‘Worse than doing nothing’: Online safety advocates slam changes to AI chatbot bill
AI-generated summary reviewed by our newsroom.
- Some advocates withdrew support from SB 243 after lawmakers diluted some key provisions.
- Revised bill removes warnings, oversight and liability measures for tech firms.
- Senate passed weakened bill despite criticism; focus may shift to AB 1064.
Some online safety advocates and the California branch of the American Association of Pediatrics are withdrawing their support for a bill intended to make companion chatbots safer for children to interact with.
The groups say Senate Bill 243 was watered down substantially at the last minute, and now sets a dangerous precedent that will give users a false sense of protection.
“It’s worse than doing nothing,” said Sacha Haworth, executive director of the nonprofit Tech Oversight Project. “It does more harm than good.”
The latest iteration of SB 243 maintains its initial intent: to require tech companies to have a protocol for responding to a companion chatbot user experiencing thoughts of self-harm or suicidal ideation. The bill was inspired, said author San Diego state Sen. Steve Padilla, by stories of young people dying by suicide after speaking with chatbots. The Senator held multiple events with Megan Garcia, the mother of a Florida teen who took his life after developing a relationship with a bot on Character.AI.
In its original form, the bill required tech companies to disclose on their platforms that AI chatbots might not be suitable for minors and take steps to reduce addictiveness of their products. It also allowed people to sue a tech company if it did not follow the law.
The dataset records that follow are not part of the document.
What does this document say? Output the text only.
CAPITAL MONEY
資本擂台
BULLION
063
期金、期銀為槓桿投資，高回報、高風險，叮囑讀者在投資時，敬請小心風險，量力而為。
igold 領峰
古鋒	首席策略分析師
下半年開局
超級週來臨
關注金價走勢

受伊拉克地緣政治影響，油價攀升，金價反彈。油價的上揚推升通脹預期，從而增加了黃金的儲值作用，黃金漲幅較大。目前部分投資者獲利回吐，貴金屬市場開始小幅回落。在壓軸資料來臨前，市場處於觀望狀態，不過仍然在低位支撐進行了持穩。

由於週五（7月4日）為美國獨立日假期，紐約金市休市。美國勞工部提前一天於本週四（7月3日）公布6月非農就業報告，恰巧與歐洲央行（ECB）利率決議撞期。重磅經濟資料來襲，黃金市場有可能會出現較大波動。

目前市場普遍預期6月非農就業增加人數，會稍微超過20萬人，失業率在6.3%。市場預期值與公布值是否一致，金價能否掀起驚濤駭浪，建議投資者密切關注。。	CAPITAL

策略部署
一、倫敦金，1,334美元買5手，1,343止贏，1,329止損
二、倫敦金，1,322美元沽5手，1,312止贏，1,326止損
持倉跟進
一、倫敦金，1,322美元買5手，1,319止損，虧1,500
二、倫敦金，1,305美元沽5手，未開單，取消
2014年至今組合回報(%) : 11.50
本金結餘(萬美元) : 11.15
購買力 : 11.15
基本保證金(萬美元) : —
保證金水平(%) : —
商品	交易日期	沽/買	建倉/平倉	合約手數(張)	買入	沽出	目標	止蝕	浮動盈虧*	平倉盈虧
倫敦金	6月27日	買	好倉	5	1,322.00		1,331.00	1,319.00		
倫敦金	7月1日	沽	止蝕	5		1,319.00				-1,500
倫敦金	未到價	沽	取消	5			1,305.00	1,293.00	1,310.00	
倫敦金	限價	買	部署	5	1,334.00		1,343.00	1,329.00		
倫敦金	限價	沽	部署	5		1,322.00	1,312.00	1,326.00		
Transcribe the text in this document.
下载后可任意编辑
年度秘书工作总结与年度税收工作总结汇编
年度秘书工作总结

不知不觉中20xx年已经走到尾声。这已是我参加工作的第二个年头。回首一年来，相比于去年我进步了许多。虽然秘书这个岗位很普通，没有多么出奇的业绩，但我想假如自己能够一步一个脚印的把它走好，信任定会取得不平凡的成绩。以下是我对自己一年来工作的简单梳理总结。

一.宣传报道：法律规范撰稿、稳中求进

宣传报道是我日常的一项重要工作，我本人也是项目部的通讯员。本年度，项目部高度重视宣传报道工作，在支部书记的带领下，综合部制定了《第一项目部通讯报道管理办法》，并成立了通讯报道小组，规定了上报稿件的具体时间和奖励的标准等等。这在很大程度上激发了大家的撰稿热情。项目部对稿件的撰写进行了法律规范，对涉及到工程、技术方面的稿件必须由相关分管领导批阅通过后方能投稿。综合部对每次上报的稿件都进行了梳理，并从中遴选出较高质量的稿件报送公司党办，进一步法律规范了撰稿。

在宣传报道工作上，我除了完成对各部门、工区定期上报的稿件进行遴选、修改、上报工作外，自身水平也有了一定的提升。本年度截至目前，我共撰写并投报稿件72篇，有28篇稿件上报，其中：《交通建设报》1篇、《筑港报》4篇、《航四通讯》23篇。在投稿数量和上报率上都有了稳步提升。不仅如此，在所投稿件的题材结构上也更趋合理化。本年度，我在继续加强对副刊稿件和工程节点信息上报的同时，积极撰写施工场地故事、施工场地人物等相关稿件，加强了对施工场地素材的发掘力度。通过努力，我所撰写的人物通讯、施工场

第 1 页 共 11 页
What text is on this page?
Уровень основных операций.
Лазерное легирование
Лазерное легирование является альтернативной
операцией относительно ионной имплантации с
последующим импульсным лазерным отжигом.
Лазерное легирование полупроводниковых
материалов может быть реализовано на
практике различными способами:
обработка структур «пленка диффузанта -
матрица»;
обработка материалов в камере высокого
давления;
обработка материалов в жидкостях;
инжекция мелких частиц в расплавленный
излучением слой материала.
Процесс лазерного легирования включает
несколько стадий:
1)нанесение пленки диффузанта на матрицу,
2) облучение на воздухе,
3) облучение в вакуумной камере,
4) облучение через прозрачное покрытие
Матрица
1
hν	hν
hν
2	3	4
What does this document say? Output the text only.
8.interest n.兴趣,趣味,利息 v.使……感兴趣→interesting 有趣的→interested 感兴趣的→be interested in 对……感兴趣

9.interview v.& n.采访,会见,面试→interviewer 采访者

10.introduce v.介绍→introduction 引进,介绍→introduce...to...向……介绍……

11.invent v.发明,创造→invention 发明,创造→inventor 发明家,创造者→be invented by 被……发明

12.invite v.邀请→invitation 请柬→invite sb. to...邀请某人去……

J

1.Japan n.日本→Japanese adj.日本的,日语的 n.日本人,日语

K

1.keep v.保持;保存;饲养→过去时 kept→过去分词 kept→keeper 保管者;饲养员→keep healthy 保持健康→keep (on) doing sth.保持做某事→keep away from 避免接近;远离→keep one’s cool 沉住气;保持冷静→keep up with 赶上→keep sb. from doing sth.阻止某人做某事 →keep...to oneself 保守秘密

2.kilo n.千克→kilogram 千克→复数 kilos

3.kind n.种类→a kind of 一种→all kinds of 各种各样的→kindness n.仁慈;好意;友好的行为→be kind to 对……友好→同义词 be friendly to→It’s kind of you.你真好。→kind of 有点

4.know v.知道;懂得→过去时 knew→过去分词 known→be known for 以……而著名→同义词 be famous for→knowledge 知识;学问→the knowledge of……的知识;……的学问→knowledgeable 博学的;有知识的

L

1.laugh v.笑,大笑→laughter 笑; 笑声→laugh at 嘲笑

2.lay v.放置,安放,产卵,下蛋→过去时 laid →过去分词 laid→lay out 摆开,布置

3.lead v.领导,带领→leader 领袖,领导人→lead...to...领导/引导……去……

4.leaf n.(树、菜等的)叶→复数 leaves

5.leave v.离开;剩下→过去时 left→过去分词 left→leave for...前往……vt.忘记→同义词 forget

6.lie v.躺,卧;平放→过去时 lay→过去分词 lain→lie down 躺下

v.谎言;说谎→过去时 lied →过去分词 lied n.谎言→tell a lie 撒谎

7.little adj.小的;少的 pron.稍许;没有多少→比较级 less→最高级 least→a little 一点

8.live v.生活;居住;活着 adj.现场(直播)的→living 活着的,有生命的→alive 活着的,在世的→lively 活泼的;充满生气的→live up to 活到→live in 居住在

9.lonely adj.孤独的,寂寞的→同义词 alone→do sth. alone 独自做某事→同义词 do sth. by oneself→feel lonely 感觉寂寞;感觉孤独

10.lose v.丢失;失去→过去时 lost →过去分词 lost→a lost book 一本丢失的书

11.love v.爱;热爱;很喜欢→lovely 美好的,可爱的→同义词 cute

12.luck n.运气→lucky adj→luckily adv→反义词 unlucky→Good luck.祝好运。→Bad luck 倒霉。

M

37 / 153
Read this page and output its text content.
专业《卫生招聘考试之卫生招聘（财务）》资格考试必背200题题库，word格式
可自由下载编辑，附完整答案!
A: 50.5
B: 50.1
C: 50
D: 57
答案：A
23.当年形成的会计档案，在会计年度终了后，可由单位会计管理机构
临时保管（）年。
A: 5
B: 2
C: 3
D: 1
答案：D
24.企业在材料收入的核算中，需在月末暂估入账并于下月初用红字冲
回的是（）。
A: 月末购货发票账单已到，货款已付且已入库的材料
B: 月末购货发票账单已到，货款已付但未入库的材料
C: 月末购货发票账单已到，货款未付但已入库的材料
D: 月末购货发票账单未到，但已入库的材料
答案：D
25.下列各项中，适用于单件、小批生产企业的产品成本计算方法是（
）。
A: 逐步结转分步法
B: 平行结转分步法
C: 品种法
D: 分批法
Last month, a Rancho Santa Margarita family sued ChatGPT developer OpenAI over the chatbot providing a teen methods he could use to end his life, one of which he used. The company said Tuesday it plans to roll out parental control options later this month.
The latest iteration of SB 243 doesn’t include some of the original provisions. It also scales back notification and reporting requirements, adds carve-outs for videogames and smart speakers and eliminates third-party oversight.
“This bill is not a cure all,” Padilla said on the Senate floor Thursday. “It merely takes first steps toward creating meaningful safeguards to protect the most vulnerable among us, including our children.”
But former supporters of the bill say small steps are not the right approach.
“The bill does virtually nothing meaningful to protect kids and families on this critical issue,” Common Sense Media CEO Jim Steyer said via text. “This was a very disappointing but quite obvious capitulation to highly paid big tech lobbyists.”
Reached on the floor Thursday, Padilla denied Steyer’s claim and said some form of protections need to be in place “as soon as possible.”
“At the end of the day, we need the legislature’s support. We need it to be operational, we need it to be impactful, and we need the governor to sign it into law.”
The end-of-session scuffle did not seem to phase senators, who voted Thursday afternoon to send the bill to the governor’s desk in its new form.
However, it could have implications for another bill, Assembly Bill 1064 by Orinda Assemblywoman Rebecca Bauer-Kahan, which would prohibit making a chatbot available to children if it might engage in sexually explicit conversations or encourage a child to engage in self-harm.
Former supporters of SB 243 have doubled down on their support for Bauer-Kahan’s bill, while the opponents of AB 1064 are now supporting the narrower bill.